Mapping of drought-induced changes in tissue characteristics across the leaf profile of Populus balsamifera

Leaf architecture impacts the ease of gases diffusion, biochemical process, and photosynthetic performance. For balsam poplar, a widespread North American species, the influence of water availability on leaf anatomy and subsequent photosynthetic performance remains unknown. To address this shortcoming, we characterized the anatomical changes across the leaf profile in three-dimensional space for saplings subjected to soil drying and rewatering using X-ray microcomputed tomography. Our hypothesis was that higher abundance of bundle sheet extensions (BSE) minimizes drought-induced changes in intercellular airspace volume relative to mesophyll volume (i.e. mesophyll porosity, theta IAS) and aids recovery by supporting leaf structural integrity.
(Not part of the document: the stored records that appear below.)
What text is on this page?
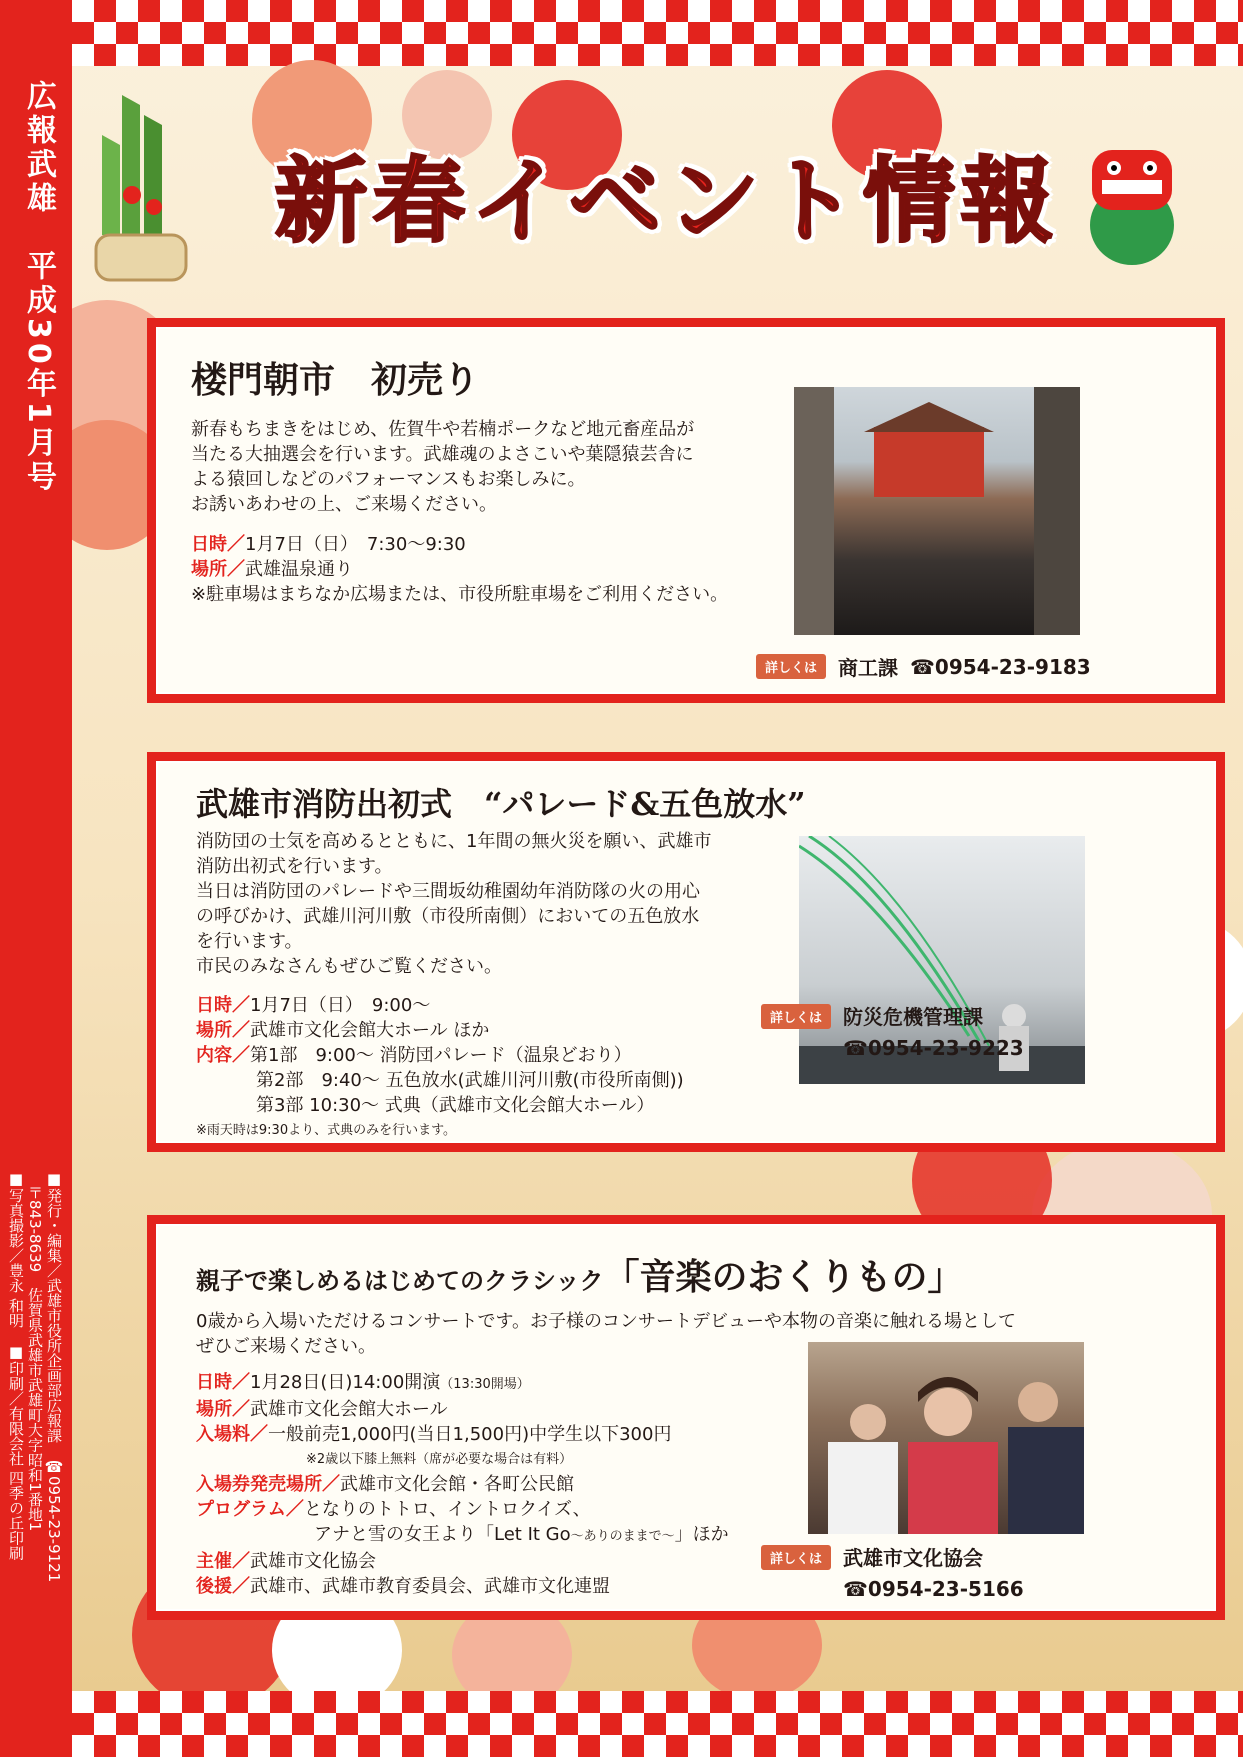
広報武雄　平成30年1月号
■発行・編集／武雄市役所企画部広報課　☎0954-23-9121
　〒843-8639　佐賀県武雄市武雄町大字昭和1番地1
■写真撮影／豊永 和明　■印刷／有限会社 四季の丘印刷
新春イベント情報
楼門朝市　初売り
新春もちまきをはじめ、佐賀牛や若楠ポークなど地元畜産品が
当たる大抽選会を行います。武雄魂のよさこいや葉隠猿芸舎に
よる猿回しなどのパフォーマンスもお楽しみに。
お誘いあわせの上、ご来場ください。
日時／1月7日（日）　7:30〜9:30
場所／武雄温泉通り
※駐車場はまちなか広場または、市役所駐車場をご利用ください。
詳しくは	商工課 ☎0954-23-9183
武雄市消防出初式　“パレード&五色放水”
消防団の士気を高めるとともに、1年間の無火災を願い、武雄市
消防出初式を行います。
当日は消防団のパレードや三間坂幼稚園幼年消防隊の火の用心
の呼びかけ、武雄川河川敷（市役所南側）においての五色放水
を行います。
市民のみなさんもぜひご覧ください。
日時／1月7日（日）　9:00〜
場所／武雄市文化会館大ホール ほか
内容／第1部　9:00〜 消防団パレード（温泉どおり）
第2部　9:40〜 五色放水(武雄川河川敷(市役所南側))
第3部 10:30〜 式典（武雄市文化会館大ホール）
※雨天時は9:30より、式典のみを行います。
詳しくは	防災危機管理課
☎0954-23-9223
親子で楽しめるはじめてのクラシック「音楽のおくりもの」
0歳から入場いただけるコンサートです。お子様のコンサートデビューや本物の音楽に触れる場として
ぜひご来場ください。
日時／1月28日(日)14:00開演（13:30開場）
場所／武雄市文化会館大ホール
入場料／一般前売1,000円(当日1,500円)中学生以下300円
※2歳以下膝上無料（席が必要な場合は有料）
入場券発売場所／武雄市文化会館・各町公民館
プログラム／となりのトトロ、イントロクイズ、
アナと雪の女王より「Let It Go〜ありのままで〜」ほか
主催／武雄市文化協会
後援／武雄市、武雄市教育委員会、武雄市文化連盟
詳しくは	武雄市文化協会
☎0954-23-5166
Leaves of 'Carnduff-9' with less abundant BSEs exhibited greater theta IAS, higher spongy mesophyll surface area, reduced palisade mesophyll surface area, and less veins compared with 'Gillam-5'. Under drought conditions, Carnduff-9 showed significant changes in theta IAS across leaf profile while that was little for 'Gillam-5'. Under rewatered conditions, drought-induced changes in theta IAS were fully reversible in 'Gillam-5' but not in 'Carnduff-9'. Our data suggest that a 'robust' leaf structure with higher abundance of BSEs, reduced theta IAS, and relatively large mesophyll surface area provides for improved photosynthetic capacity under drought and supports recovery in leaf architecture after rewatering in balsam poplar.